[to see a prettier version of this post, click here]

I am not writing today to tell you how much water you should drink or to discuss alternative hydrating options (you can read about that on my blog (scroll down to see the post prior to this article).  Instead I want to discuss what’s in your tap water and why it matters.

For years we have literally been programmed to “hydrate, hydrate, hydrate.” Once the “drink more water campaign” gained steam, there was an onslaught of bottled water. Now, there are so many water options it’s mind boggling! Vitamin, flavored, sparkling, mineral, coconut, distilled, filtered, natural spring, tap, and plain old bottled drinking water. The list goes on.

Are all water sources equal in quality? No, not by a long shot. It gets a bit complicated so let’s narrow the discussion for now to tap water.

Most people in developed countries get water in their home from a municipal source (i.e., from your city or county), or they have wells that capture ground water for consumption.

Water that comes from wells can be exposed to toxins, such as pesticides, or run-off from nearby construction sites, and well water may have an unpleasant odor; therefore, most well owners filter their water to eliminate the contaminants and any undesirable smell.

Municipal water, while filtered and treated, still contains some less-than-savory (and frankly unhealthy) particulates. Many of these contaminants are toxic and can have long-term negative effects on human health.1 And some of these contaminants that are known to be harmful are actually added to the water! (i.e., chlorine and fluoride).1

While these particulates at low levels may not pose an immediate threat to your health, exposure over time does. In addition to other toxins that we are exposed to in our food and environment (house cleaners, perfumes, air fresheners, lotions, and such) our organs can get overwhelmed by the cumulative effect of exposure, leaving us susceptible to disease. For this reason, I highly recommend filtering all tap water used for cooking, drinking, and bathing.

A whole-house filter is ideal but cost-prohibitive for most people (starts around $1,000). An under-the-sink reverse osmosis filtration system for your kitchen is a great option for drinking and cooking needs but is not cheap ($200–$400 plus installation).

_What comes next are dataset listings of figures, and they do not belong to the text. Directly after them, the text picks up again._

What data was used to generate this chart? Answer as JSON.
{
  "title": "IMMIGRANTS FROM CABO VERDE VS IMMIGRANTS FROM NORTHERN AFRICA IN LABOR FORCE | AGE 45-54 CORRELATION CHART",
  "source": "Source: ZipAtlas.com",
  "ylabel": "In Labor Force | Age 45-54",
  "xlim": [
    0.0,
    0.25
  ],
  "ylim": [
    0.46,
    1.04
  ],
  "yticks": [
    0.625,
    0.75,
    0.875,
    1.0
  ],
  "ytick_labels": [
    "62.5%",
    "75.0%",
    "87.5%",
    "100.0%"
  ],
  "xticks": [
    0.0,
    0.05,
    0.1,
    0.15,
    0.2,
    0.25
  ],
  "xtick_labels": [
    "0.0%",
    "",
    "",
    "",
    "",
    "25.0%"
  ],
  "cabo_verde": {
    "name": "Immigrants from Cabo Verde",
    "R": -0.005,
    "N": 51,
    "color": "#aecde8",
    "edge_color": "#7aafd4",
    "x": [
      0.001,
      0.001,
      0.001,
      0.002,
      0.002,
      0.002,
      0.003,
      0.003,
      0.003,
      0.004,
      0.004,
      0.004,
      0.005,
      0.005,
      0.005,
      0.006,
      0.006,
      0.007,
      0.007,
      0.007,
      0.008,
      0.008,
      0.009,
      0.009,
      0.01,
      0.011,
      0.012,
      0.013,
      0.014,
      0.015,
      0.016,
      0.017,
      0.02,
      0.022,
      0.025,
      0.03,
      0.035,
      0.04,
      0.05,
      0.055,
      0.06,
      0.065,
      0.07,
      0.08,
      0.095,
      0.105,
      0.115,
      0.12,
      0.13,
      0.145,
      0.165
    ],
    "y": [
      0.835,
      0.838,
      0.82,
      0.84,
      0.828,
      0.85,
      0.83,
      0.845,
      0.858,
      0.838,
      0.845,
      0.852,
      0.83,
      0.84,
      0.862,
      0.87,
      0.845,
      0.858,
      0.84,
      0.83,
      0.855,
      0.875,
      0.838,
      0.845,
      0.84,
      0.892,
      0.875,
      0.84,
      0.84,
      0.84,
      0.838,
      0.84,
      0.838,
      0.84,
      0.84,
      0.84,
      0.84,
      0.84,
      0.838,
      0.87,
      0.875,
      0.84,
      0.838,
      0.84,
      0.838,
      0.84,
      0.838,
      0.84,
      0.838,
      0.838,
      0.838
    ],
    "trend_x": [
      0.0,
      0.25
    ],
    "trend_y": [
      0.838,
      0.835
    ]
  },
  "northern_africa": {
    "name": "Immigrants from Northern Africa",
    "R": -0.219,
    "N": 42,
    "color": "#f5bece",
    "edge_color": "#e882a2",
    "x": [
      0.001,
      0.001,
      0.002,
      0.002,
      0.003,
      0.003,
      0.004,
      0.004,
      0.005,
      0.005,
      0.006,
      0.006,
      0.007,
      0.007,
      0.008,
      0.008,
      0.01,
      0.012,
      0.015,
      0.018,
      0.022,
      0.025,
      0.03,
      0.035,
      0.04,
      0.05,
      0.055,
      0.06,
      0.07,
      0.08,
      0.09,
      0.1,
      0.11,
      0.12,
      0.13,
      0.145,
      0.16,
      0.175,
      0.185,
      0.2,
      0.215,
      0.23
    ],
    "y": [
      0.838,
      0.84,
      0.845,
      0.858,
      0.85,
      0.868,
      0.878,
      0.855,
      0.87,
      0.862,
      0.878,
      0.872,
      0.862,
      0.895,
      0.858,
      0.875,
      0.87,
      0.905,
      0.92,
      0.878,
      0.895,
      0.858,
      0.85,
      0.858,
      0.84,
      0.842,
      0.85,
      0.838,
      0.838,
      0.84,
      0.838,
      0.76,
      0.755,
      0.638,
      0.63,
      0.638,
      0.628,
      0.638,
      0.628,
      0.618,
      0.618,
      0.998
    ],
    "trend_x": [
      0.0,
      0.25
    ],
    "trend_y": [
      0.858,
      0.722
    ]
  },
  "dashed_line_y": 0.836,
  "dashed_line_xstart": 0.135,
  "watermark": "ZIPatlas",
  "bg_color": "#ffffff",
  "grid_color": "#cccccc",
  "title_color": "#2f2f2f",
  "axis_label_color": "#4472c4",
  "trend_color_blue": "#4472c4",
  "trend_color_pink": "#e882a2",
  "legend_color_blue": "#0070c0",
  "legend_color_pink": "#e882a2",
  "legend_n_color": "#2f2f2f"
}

To keep the costs down, I purchase reverse osmosis water in 5 gallon bottles from the local health food store for drinking and cooking. It only costs 40 to 60 cents per gallon. And, I have a shower filter ($60) to protect my skin from unnecessary toxic exposure. Skin is the largest organ of the body, you know!

I just want to tell you, I was AMAZED at the difference the water shower filter made on my skin and hair. Literally, within a week, my chronic dry skin and the frizziness of my hair was eradicated! It’s one of the best investments I have ever made, and the replacement filters cost only $50 and they cover the amount of water required for daily showers for two people for 6 months.

If you are interested in purchasing a filter for your shower, sink or kitchen, click here to see my recommendations.

Now, I realize today’s topic was a bit less interesting than tips for shedding unwanted pounds, but it’s so important I felt I had to touch on it sooner rather than later.

In any case, I hope you found the post informative and I hope you will be proactive in taking measures to reduce your exposure to toxic substances. Filtering your tap water and shower is an excellent start.